Consider the quartic real polynomial function $P(x)=x^{4}+bx^{3}+cx^{2}+dx+e$.
Given that:
$$P(x_0) = 0$$
$$P'(x_0) \neq 0$$
prove that $P(x)$ has at least $2$ (distinct) roots.
I understood that because of the $x^{4}$ term, $P(x)$ is going to tend to $\infty$ when $x \to \pm \infty$ at either end.
Because of the facts of $P(x_0) = 0$ and $P'(x_0) \neq 0$, so $x_0$ is one root of the function but not its minimum or maximum point.
But how can I explain that there is another root?
On
Hint:
1) remember that if $x=\alpha$ is a complex root (not a real number) of a polynomial also the conjugate $x=\bar \alpha$ is a root.
2) note that $x_0$ is a root of your polynomial and from $P'(x_0)\ne 0$ we know that it is not a double root.

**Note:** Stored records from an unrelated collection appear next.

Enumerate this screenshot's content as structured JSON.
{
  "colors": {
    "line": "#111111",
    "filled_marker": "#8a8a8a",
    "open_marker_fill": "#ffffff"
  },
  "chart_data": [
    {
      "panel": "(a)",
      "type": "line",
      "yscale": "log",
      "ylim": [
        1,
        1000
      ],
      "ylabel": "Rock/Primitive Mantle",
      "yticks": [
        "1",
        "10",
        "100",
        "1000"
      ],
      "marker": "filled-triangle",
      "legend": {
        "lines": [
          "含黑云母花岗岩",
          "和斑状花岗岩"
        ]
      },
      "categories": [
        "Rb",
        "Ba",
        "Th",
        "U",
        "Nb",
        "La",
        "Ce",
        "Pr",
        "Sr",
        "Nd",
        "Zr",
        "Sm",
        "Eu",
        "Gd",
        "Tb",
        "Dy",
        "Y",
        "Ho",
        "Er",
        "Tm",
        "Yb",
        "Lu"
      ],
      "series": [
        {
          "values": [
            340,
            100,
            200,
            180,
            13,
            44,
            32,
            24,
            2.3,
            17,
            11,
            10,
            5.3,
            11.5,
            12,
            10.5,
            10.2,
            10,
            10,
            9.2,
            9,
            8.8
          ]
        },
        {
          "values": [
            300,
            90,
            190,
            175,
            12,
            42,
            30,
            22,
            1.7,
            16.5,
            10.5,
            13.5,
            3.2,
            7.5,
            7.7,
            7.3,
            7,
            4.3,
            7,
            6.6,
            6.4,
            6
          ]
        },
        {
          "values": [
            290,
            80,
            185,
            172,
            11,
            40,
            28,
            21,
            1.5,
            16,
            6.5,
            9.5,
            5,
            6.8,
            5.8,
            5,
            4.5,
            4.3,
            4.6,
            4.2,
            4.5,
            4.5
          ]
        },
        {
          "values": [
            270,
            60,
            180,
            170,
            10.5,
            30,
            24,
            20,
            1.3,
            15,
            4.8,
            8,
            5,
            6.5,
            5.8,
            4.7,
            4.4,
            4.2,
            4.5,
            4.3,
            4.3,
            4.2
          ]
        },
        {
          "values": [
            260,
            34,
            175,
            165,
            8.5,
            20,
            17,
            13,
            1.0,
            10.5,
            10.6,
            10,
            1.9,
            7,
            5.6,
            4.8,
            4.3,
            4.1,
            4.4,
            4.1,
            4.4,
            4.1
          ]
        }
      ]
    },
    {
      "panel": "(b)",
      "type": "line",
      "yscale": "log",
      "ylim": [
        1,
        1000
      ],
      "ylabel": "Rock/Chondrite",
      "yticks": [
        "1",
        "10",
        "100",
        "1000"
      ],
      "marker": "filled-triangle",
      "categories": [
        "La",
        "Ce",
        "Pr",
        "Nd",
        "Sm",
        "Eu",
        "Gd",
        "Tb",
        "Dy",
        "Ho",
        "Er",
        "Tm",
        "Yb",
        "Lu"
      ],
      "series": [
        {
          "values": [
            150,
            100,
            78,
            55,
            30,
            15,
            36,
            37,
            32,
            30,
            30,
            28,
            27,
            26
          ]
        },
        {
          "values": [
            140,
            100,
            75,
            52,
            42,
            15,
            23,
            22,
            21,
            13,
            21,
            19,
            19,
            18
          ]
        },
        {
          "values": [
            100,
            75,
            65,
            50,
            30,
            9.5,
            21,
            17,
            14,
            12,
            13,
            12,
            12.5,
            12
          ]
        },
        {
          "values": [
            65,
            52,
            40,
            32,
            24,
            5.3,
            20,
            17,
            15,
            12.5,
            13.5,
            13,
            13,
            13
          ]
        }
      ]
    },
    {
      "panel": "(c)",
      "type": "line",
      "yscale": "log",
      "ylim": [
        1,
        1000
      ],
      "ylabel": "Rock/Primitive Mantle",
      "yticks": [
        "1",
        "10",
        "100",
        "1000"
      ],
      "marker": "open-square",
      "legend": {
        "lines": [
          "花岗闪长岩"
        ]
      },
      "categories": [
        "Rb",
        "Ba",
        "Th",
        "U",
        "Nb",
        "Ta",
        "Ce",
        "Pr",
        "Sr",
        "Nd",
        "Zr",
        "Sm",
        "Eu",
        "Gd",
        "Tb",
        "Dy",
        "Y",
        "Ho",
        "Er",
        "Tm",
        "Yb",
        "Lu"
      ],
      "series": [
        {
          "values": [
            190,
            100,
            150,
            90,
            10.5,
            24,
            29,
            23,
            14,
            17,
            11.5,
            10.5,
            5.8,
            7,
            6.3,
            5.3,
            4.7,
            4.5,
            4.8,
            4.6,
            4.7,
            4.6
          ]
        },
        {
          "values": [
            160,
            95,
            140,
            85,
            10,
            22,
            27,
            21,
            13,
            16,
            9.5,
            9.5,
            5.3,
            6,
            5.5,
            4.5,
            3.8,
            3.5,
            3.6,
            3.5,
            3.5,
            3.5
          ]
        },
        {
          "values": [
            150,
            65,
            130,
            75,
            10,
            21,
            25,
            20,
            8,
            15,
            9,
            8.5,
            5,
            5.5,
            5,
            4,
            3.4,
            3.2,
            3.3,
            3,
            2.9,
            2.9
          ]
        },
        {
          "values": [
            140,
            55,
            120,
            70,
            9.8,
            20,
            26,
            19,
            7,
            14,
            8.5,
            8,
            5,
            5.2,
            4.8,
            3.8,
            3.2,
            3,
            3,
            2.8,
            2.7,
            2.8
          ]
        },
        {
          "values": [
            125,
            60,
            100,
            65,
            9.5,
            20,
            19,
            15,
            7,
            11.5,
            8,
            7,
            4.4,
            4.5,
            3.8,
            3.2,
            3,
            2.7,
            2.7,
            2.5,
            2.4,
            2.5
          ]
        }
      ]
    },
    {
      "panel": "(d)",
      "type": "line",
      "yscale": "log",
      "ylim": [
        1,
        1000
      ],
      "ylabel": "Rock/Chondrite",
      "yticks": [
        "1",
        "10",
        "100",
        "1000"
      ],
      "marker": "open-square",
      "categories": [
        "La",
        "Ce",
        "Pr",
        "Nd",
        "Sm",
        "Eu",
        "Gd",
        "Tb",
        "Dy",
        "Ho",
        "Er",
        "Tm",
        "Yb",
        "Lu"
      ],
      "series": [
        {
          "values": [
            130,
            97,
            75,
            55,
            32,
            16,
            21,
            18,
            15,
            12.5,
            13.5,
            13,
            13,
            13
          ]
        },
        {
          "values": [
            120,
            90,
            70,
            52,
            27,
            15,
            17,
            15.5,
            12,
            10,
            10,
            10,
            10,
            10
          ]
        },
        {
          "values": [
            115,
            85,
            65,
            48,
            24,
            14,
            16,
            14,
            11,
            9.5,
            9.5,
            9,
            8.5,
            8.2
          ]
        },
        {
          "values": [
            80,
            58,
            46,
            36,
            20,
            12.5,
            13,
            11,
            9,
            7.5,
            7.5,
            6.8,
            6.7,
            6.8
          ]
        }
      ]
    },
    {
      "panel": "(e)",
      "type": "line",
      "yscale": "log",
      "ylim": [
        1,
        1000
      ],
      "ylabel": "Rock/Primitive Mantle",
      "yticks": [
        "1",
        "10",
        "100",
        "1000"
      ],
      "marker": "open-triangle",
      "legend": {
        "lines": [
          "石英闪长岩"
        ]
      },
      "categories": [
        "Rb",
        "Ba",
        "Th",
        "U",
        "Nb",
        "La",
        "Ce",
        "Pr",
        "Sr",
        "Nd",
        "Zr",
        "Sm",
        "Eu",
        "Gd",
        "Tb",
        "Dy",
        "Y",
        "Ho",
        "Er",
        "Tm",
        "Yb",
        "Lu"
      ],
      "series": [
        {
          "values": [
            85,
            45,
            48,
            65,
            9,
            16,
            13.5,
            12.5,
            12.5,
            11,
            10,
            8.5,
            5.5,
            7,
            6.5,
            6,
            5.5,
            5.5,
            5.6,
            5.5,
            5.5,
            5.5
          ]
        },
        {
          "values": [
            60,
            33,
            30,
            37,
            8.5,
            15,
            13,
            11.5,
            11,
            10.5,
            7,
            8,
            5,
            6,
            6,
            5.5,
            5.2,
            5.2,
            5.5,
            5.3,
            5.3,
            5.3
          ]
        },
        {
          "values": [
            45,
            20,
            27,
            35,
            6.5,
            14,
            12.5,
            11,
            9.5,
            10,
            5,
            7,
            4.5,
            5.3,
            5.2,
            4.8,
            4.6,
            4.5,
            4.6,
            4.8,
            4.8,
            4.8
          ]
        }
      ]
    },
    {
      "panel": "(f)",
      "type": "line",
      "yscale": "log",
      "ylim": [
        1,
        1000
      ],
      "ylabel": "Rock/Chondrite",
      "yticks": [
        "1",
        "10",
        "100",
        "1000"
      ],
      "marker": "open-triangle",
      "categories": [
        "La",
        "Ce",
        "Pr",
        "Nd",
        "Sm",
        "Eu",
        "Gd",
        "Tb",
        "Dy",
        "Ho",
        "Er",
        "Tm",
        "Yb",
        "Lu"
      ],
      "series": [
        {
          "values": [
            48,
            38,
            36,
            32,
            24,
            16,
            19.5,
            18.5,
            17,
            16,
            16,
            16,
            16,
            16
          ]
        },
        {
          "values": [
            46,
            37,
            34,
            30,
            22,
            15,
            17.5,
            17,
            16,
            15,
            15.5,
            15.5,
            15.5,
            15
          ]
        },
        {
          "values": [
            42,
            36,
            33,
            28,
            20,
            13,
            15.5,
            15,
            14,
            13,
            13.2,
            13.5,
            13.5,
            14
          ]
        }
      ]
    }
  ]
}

So, since the given polynomial has $4$ roots in $\mathbb{C}$, and one is real, at least one other root have to be real.
Assuming real roots and and coefficients, and $P'(x_0)\ne 0\,$ you can write $$P(x)=(x-x_0)P_3(x)$$ where $P_3$ is a cubic with $P_3(x_0) \ne 0.$ Since this cubic has at least a real root $x_1 \ne x_0,\;$ you have at least two real roots.